Welcome to Uffda: momming is hard
Hi dear friends,
Thank you for visiting. Let me introduce myself. I am Sarah, a mom of two babes (currently 3 months and 18 months). Before I entered motherhood, I always knew this is what I was meant to do. Then I had my first baby and it totally confirmed it. Then, I had my second baby and...
SHIZ HIT THE FAN!! Big time. Maybe it was a mix of postpartum hormones and having two babies under 16 months old, but all of a sudden my totally cool and relaxed momness decided to run off and be replaced with crazy and tired and "I can't talk good" momness. I shouldn't feel this way because I have easy babies. Like really easy. They like to eat and they sleep during the night and are awake during the day for the most part. What more could anyone ask for?? NOTHING! They are total perfection and I love being their mom more than life itself.
The thing is: momming is harder than it looks.

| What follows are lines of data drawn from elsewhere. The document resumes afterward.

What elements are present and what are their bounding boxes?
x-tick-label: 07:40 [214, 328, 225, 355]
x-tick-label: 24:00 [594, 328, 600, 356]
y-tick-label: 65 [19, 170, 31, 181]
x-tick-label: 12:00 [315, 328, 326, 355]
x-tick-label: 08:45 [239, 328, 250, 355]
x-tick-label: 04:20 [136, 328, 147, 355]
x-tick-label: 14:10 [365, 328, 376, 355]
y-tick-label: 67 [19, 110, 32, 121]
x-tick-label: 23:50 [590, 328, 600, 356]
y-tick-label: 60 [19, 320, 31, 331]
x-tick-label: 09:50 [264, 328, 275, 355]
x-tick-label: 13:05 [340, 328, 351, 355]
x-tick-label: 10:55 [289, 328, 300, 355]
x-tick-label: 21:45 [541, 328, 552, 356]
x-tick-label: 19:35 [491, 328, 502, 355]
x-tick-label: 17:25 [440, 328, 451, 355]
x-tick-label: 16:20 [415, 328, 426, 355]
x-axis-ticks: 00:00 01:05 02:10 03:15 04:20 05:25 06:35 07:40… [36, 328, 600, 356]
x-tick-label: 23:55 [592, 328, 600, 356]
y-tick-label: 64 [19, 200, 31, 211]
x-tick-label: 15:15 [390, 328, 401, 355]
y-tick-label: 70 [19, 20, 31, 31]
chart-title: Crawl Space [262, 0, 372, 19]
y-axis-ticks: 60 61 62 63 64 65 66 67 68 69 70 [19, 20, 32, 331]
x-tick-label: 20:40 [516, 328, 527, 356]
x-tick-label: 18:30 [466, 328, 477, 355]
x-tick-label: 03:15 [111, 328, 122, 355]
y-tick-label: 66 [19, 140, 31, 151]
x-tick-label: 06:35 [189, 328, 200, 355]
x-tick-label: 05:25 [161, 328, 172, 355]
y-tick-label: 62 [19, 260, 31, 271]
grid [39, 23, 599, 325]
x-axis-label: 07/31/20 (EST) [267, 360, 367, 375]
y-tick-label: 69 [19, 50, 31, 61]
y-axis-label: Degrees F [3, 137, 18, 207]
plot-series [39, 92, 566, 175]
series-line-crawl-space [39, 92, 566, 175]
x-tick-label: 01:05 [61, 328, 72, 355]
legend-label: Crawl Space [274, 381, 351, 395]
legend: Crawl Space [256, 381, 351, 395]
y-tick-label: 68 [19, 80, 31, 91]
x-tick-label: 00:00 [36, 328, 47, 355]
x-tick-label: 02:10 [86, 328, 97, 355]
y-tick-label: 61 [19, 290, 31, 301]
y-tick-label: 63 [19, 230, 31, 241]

Maybe I'm wrong. Maybe I'm the only one who gets overwhelmed before I even have a chance to make coffee. Maybe I'm the only one who cries because my toddler doesn't seem to want to play with me. Maybe I'm the only one who binge eats during nap time to deal with the stress. Maybe I'm the only one who considers going to Target without littles a vacation. Maybe. But probably not.
Maybe you feel you are alone in this and you are wondering why all these moms on Pinterest are able to raise 15 kids while homeschooling and still find time to make snow globes out of mason jars while you can't remember if you brushed your teeth today. You are not alone. Did I brush my teeth? No, seriously...did I?
You are a wonderful mother. The fact that you worry about whether or not you are a good mother proves that you are a great mother. Your babies love you more than you will ever know. If you want to feel normal, come visit with me. It will calm your nerves.
Every journal I’ve ever had has been filled with notes like this. Not saying this is a journal but the sentiment is the same. This is the post where I assume you’ve been wondering where I’ve been. I actually laugh thinking about it right now. Not at you wondering where I’ve been, but thinking about my high school journal wondering why I had not written in a while. I like to think I’m not alone in this - in the need to explain to a book filled with paper why I’d been so neglectful. Maybe it was shame. Maybe I was afraid that I needed a real reason to explain my lack of discipline. Maybe I just wanted future me to know what was happening between my long dry spells.